The community may be indifferent, or sympathetic, but usually not exclusionary. I mean, if somebody is using a throwaway account to discuss why it’s rational for all of us to start hating this one particular outgroup, that would deservedly receive flak. However, maybe someone wants to discuss really signing up for cryonics, but the feel it’s still too weird to have their name publicly linked to it. Or, maybe, they have a problem they believe Less Wrong might be able to solve better than other online, or meatspace, support communities, but they’re embarrassed for people to know it’s them. If I was in that particular sort situation, I would make it clear that I’m already a regular user of Less Wrong, and it’s too harrowing.
However, no user would be obliged to qualify why they’re using a throwaway, even if another user doesn’t have the perspective to understand why a throwaway might feel necessary.

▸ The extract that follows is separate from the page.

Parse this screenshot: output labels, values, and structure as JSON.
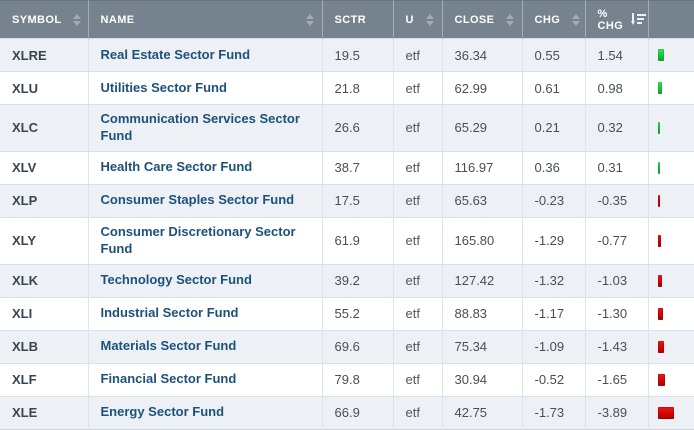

It can also be done without setting up a throwaway account. LW has an anonymous community account (Username) that can be used for this purpose.
username and password are Username and password
Upvoted.
There’s two ways I’m thinking your aversion could be interpreted: not revealing something because mostly you feel it’s personally embarrassing, or not revealing something you because you believe you would be widely negatively judged for it. I tried to offer a solution to the former interpretation of the problem in the other comment. In this comment, I’ll cover what I believe makes sense when you believe you’d be very harshly judged. I don’t believe such aversions to sharing such thoughts are miscalibrated.
I’ll start with an example. When I wrote this above post, when example I was considering using was from one user, not using a real name, who was asking about whether it was worth taking an illegal psychoactive substance for its therapeutic and cognitive effects. Now, I didn’t need to ask anyone’s permission to include their own perspectives as examples, and I still don’t. That’s because nobody does. However, this one user might be linked to their public identity. I’m not mentioning either the username, nor the substance in question, so it’s not searchable. That was an edge case for which I erred to be more discrete, and not very publicly profile someone who asks a more taboo question. They got the answer they wanted, which is what’s important. I wrote the post so individual users would get value for themselves, not ask questions out of a sense of ‘improving the community’, or whatever.
That’s the sort of personal detail that might attract unwanted attention outside of Less Wrong norms. Talking about our own personal politics, or ideological beliefs (fringe-science, social, philosophical, etc.), that aren’t shared by most others isn’t always appreciated on Less Wrong. It’s fine to hold those beliefs if you’re willing to accept you may very well be wrong, but debating such on Less Wrong still seems problematic. However, the community has shifted from “politics is the mind-killer to “politics is hard mode to “we have other sites specifically for discussing controversial topics”.